Rozdział 87 Debiut Gerarda
„O, to ty, Jolie. Miło cię tu poznać!” George natychmiast rozpoznał Jolie jako jedną z dwóch dziewczyn, które poznał w butiku. Nie miał innego wyjścia, jak być uprzejmym i ją powitać, ponieważ była starszą siostrą Michelle.
Jolie oceniła mężczyznę przed sobą swoimi bystrymi oczami. Zdecydowanie był to kąsek, którego nie ośmieliłaby się przepuścić. Gdy już coś sobie postanowiła, próbowała wszelkich środków, aby postawić na swoim, zwłaszcza z tak pożądanym mężczyzną jak George. Inne kobiety prawdopodobnie widziałyby tylko jego atrakcyjną sylwetkę, ale Jolie bardziej skupiała się na znacznym bogactwie George'a.

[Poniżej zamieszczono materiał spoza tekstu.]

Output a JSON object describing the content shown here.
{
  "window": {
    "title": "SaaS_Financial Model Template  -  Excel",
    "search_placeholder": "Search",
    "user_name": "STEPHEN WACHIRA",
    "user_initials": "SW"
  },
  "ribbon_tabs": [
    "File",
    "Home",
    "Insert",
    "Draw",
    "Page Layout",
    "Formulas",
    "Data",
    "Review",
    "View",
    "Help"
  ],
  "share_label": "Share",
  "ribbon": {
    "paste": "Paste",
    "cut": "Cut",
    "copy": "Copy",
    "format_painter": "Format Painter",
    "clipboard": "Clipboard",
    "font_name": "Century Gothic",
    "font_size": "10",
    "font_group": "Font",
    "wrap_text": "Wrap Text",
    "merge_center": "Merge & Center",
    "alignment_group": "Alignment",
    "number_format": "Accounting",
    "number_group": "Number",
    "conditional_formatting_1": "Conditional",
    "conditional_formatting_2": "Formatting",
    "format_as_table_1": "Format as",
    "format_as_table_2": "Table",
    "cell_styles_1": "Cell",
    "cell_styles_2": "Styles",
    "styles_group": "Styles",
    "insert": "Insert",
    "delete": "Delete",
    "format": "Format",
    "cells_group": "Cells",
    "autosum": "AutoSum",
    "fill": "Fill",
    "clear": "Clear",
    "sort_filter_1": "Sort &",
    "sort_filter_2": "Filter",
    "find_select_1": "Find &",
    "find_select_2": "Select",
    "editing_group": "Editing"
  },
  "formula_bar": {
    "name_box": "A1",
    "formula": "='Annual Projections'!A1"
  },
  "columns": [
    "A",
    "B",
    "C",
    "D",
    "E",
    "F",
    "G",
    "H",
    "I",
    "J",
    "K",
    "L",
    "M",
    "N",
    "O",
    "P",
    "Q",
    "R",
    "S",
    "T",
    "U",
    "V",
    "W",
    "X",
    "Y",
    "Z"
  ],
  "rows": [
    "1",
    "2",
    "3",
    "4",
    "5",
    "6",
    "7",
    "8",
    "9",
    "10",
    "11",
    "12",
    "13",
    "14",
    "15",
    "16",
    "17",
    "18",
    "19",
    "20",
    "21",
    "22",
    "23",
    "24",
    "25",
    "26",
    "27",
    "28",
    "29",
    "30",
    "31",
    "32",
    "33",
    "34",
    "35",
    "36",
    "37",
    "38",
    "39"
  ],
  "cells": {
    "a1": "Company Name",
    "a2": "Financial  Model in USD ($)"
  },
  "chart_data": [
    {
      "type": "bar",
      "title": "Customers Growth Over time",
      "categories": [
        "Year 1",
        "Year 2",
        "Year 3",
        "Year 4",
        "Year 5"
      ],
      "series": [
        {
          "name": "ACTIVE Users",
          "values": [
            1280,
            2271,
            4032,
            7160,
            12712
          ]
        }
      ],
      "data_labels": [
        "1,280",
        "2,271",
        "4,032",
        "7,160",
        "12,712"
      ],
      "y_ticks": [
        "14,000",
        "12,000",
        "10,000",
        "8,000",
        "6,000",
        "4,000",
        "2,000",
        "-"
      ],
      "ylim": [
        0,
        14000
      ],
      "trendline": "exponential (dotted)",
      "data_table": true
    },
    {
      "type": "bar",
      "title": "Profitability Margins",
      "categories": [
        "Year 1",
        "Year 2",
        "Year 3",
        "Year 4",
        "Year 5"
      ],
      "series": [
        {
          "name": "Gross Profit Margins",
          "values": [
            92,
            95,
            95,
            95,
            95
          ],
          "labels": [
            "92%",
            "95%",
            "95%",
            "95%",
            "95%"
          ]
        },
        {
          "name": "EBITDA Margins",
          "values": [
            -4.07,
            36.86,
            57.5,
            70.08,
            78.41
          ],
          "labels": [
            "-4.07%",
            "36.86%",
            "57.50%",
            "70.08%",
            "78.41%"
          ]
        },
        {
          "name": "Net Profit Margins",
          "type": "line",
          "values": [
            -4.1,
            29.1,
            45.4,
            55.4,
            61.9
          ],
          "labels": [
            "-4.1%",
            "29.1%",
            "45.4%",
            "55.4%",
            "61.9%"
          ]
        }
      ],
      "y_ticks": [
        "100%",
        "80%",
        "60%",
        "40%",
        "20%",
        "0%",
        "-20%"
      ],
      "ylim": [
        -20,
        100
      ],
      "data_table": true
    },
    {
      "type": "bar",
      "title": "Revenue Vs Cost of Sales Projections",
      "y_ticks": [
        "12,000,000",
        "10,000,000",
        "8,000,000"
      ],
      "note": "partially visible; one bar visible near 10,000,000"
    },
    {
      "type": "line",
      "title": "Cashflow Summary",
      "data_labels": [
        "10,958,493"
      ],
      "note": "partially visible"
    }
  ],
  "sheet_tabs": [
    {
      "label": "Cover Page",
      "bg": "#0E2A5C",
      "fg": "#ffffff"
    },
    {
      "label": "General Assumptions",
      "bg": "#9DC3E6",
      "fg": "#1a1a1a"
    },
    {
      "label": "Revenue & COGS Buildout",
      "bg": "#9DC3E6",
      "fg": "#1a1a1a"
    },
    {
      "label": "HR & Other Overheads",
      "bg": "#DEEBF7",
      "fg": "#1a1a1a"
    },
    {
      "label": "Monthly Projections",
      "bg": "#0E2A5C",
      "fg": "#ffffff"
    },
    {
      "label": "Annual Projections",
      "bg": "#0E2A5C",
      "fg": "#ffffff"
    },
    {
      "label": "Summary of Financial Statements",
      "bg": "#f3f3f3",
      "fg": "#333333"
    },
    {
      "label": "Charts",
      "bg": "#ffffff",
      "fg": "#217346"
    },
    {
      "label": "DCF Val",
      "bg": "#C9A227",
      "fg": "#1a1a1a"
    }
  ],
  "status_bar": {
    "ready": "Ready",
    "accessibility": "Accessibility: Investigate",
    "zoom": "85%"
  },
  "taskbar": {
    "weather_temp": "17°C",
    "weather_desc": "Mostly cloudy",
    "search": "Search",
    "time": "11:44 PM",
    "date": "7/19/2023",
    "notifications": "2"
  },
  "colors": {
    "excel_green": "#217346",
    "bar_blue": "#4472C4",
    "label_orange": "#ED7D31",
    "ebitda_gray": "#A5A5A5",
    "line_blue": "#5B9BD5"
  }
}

„Dawno się nie widzieliśmy, George. Jak się ostatnio miewasz?” Jolie przywitała się zalotnie. Kontynuowała z nim rozmowę, jakby znali się od jakiegoś czasu. Czuła, że dziewczyny wokół niego rzucają w jej kierunku sztyletami, ale ignorowała je wszystkie. „Jeśli te dziewczyny myślały, że mogą ze mną konkurować, to chyba śnią. Nigdy nie osiągną mojego kalibru!” pomyślała sarkastyczna część jej umysłu.